Mesopotamian religion
Appearance
| Mesopotamian religion | |
|---|---|
| Family | Ancient / Near Eastern |
| Origin region | Mesopotamia, especially Sumer, Akkad, Babylonia, and Assyria |
| Founding period | 3rd millennium BCE through late antiquity |
| Estimated adherents | No continuous public tradition today; studied historically and revived symbolically by some modern groups. |
Mesopotamian religion is mesopotamian religion refers to the religious systems of ancient Sumerian, Akkadian, Babylonian, and Assyrian civilizations, centered on city gods, temples, divination, kingship, and cosmic order.
Overview
Mesopotamian religion developed in the cities and empires of the Tigris-Euphrates region.
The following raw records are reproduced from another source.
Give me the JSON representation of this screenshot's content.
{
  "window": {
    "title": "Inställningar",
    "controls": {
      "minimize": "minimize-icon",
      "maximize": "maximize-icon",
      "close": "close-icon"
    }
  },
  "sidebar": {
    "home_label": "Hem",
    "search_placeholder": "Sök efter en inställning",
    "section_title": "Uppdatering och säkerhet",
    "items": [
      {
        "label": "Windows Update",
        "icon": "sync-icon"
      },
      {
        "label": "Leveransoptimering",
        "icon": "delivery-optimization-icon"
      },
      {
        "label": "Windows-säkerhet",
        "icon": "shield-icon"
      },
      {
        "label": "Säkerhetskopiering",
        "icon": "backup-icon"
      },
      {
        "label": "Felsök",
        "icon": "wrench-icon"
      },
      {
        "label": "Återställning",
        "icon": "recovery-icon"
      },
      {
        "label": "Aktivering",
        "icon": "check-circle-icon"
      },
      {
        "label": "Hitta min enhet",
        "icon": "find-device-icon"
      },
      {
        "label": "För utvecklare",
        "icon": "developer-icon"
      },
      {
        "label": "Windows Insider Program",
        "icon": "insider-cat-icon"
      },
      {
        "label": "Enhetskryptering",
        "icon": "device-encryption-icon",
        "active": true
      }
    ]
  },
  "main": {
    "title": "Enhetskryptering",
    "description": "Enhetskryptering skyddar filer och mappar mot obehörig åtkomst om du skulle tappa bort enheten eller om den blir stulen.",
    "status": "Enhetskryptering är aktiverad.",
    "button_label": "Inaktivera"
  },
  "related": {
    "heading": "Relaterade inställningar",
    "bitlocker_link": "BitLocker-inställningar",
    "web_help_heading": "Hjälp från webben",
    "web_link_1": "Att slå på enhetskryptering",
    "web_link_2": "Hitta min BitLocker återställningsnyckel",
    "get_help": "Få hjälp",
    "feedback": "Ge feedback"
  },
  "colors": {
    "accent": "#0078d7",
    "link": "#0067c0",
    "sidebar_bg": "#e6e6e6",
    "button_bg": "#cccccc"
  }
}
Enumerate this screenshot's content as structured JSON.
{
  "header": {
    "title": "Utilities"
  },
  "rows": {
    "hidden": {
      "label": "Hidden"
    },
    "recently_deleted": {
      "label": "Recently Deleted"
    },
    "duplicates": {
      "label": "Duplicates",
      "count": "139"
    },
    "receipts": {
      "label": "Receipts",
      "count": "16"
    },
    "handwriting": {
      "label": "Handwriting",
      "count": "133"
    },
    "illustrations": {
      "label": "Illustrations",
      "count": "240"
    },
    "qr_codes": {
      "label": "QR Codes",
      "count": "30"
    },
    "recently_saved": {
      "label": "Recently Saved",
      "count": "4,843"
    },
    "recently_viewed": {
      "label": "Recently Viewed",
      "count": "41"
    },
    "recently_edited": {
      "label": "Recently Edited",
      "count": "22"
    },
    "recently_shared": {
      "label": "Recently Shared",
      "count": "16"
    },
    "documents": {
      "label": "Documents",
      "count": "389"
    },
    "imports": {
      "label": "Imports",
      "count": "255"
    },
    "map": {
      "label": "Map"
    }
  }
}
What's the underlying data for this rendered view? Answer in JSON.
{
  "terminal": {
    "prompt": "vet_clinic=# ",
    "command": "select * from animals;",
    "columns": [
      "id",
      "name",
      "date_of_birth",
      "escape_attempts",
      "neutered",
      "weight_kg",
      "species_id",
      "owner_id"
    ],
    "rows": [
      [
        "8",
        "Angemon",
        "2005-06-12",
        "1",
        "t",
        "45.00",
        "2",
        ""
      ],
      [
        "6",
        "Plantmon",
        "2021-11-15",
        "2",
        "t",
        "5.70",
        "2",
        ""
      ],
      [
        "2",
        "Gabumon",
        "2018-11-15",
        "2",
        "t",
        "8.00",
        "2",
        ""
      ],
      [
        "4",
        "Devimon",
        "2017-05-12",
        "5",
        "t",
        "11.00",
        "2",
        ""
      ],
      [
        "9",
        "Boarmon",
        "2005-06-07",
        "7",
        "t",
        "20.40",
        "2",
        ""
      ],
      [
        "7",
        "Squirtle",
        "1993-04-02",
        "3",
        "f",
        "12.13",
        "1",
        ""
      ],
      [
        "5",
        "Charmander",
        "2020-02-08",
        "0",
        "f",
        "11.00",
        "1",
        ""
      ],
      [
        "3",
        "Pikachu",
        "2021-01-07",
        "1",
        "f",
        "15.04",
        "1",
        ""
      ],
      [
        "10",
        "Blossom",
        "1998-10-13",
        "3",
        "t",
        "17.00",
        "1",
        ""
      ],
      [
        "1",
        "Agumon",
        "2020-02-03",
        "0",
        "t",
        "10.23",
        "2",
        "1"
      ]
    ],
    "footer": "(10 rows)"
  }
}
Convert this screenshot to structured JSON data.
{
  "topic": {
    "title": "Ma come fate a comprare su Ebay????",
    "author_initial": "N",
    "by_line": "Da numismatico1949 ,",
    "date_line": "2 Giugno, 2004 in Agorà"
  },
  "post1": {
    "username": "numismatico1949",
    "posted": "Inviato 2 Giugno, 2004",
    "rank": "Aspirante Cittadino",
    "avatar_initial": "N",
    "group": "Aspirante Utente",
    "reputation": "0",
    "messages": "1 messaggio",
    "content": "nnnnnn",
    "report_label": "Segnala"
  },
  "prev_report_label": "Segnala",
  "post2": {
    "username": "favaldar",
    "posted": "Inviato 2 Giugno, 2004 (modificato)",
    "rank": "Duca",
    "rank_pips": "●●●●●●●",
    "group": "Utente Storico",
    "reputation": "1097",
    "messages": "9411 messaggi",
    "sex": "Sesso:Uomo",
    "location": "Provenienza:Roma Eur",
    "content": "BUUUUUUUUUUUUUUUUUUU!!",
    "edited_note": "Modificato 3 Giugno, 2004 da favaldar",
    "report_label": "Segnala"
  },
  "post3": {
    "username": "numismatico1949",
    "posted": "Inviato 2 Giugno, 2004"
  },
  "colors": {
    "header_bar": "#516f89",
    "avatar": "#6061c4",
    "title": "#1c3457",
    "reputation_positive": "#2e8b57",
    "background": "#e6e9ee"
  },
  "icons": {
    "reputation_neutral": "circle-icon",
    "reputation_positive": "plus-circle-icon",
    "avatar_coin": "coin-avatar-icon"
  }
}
It was highly temple-centered, with major gods associated with cities, heavenly bodies, natural powers, and political order. Priests, diviners, scribes, kings, and households all participated in religious life.
Key beliefs
- A large pantheon including An, Enlil, Enki/Ea, Inanna/Ishtar, Marduk, Ashur, Nanna/Sin, and Shamash
- City gods as protectors of urban and political communities
- Divine signs, omens, fate, and ritual appeasement
- Kingship as religiously legitimated stewardship
- The underworld and limited forms of postmortem existence
Practices
- Temple offerings and maintenance of divine statues
- Divination, omen interpretation, and astrology
- Royal rituals and public festivals
- Household rites and protective incantations
- Laments, hymns, and ritual purification
Places of worship
- Ziggurat temple complex
- City temple
- Household shrine
Sacred texts
- Enuma Elish
- Epic of Gilgamesh
- Hymns to Inanna and other gods
- Omen series and ritual texts
Holidays and observances
- Akitu New Year festival
- City god festivals
- Royal and temple observances
Branches and related traditions
- Sumerian religion - The earlier southern Mesopotamian religious tradition.
- Babylonian religion - A later Mesopotamian tradition centered especially on Babylon and Marduk.
- Assyrian religion - A northern Mesopotamian tradition associated with Assur/Ashur and Assyrian kingship.